Many of the school’s own cows are pregnant, and I get to observe a natural birth in the middle of the day (which is unusual, normally cows calve at night) and four caesarian sections. The calves here (by now there are five), are allowed to stay with their mothers for approximately seven months, they can feed naturally on their mothers’ milk and in the afternoon, all of the cows go out on the pasture to eat fresh grass in addition to their normal hay and silage, and play with each other. I help the other students in assisting classes for the juniors, explaining how to detect and score lameness in cows, and practicing blood draws in goats with them. The professors also ask me every day: “Have you done a palpation in this cow? Compare her pregnancy status to Botun over here, what do you think?” They don’t explain, and they don’t go ahead themselves – they let us students do the work, tell them what we found and, if we are not sure, they will double check. In only two weeks, I have become much more confident in this sort of examination. Most of the clinical work is actually done by the students, they will administer the daily drugs, clean wounds and change dressings, the vets only dropping by on occasion to see if everything is going well. When a new patient comes in, like that calf with the neck trauma, or the sheep with the swollen udder, or the seizing calf,… the students talk to the owners, examine the patient and discuss the therapy options with the teachers. Two of the vets go as far as only wearing suits and never actually getting their hands dirty – they will watch closely and jump in with advice, but the students make the first decisions and do all the work.
This is how we learn.


And it is how we should always learn.
We have been given all the theoretical knowledge, but it is of no use if we don’t get to utilize it.

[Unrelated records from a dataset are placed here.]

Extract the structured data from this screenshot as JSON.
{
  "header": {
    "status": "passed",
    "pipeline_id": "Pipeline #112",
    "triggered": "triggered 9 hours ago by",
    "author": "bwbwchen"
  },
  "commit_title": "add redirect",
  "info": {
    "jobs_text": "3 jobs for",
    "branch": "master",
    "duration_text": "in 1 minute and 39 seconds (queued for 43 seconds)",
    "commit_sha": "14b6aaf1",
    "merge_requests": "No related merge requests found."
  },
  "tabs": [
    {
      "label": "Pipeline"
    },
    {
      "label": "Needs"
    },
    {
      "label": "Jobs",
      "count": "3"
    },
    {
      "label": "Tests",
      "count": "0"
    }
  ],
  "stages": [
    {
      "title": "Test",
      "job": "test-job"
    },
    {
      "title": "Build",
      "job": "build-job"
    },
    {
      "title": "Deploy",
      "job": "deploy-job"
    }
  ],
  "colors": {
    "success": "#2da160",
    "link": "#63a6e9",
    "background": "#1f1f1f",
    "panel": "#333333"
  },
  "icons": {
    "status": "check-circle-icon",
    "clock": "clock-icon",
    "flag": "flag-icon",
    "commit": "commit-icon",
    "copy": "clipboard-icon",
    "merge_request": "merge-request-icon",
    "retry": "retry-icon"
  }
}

So we examine the swollen udder, milk it and decide that it is not a mastitis (inflammation of the udder), but a milk obstruction – so we can take the milk out with a catheter, double-check that it is of normal color, smell and texture, and feed it to the lamb. We administer IV fluids to the seizing calf, assess the high body temperature as the most critical symptom and thus cool the patient down, monitoring heart, lungs and temperature closely.
We treat, we practice, we learn.
And when there is nothing to do, we cuddle all the animal babies, of course.